Para Pacheco (2001, p. 151), “uma inovação curricular está ligada a mudanças que contribuem para a transformação e melhoria dos processos e práticas de ensino-aprendizagem e, consequentemente, para a confirmação do sucesso educativo dos alunos”. O autor coloca como central a seguinte questão: até que ponto as escolas, enquanto comunidades organizadas e educativas, têm autonomia para mudar? Pacheco (2001) ainda aponta a diferença entre o conceito de reforma, que é usado para mudanças estruturais, e o de inovação usual, empregado para as mudanças mais qualitativas.

Carbonell (2002, p. 19), no sentido de estabelecer diferenças conceituais, esclarece que “as diferenças entre inovação e reforma têm a ver com a magnitude da mudança que se quer empreender”, não obstante as inovações se localizem nas escolas e as mudanças digam respeito a um sistema de ensino em seu conjunto.

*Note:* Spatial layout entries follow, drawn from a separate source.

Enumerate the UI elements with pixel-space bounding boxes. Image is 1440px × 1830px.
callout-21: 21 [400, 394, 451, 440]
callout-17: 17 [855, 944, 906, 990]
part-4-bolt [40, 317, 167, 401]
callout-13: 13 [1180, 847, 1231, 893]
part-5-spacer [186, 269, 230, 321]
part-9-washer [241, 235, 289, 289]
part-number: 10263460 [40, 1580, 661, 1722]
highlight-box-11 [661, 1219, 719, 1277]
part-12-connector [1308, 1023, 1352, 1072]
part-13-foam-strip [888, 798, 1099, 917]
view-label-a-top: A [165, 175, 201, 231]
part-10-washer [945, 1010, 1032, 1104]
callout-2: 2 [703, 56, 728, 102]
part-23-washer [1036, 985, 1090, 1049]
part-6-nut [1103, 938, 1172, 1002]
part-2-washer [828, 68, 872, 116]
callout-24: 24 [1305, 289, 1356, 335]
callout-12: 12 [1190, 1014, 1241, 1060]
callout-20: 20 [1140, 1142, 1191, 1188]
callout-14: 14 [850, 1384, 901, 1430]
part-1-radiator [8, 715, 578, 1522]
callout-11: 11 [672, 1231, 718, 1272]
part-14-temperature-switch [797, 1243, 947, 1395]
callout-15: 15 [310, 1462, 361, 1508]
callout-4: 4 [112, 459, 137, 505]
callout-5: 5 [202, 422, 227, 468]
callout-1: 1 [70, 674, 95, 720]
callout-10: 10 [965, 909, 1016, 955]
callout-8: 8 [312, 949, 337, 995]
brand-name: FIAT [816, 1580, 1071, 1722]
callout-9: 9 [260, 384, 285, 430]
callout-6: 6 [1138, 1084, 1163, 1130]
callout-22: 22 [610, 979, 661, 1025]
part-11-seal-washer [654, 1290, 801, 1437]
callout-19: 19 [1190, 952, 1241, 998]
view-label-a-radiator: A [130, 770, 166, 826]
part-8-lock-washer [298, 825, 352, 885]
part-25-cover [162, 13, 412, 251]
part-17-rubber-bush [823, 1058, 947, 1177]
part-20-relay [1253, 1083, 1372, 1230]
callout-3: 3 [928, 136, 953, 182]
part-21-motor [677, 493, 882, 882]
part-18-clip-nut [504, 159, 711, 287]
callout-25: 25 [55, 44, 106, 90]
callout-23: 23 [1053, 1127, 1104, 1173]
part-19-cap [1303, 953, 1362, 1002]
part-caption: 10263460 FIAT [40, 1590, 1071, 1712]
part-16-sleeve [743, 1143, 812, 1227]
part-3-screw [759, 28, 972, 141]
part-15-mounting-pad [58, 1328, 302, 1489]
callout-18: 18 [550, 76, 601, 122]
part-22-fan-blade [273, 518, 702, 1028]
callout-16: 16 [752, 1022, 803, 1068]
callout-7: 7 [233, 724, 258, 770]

Em síntese, os conceitos de inovação apontados pelos autores estudados neste trabalho se interagem e se completam. Como o nosso propósito foi o de realizar uma análise do processo de implantação de uma nova Proposta Curricular no estado de São Paulo, identificando fatores facilitadores e dificultadores, a partir da ótica de uma supervisora de ensino, optamos pela concepção feita por Arroyo (2011b), tendo em vista seu pensamento vir ao encontro do nosso propósito de pesquisa, quando defende que a inovação na escola necessita estar muito mais centrada nas práticas educativas, na estrutura, nas relações escolares, nos tempos e espaços, nos rituais que dão concretude aos conteúdos intelectuais e formativos da escola, do que na reforma de conteúdos e programas.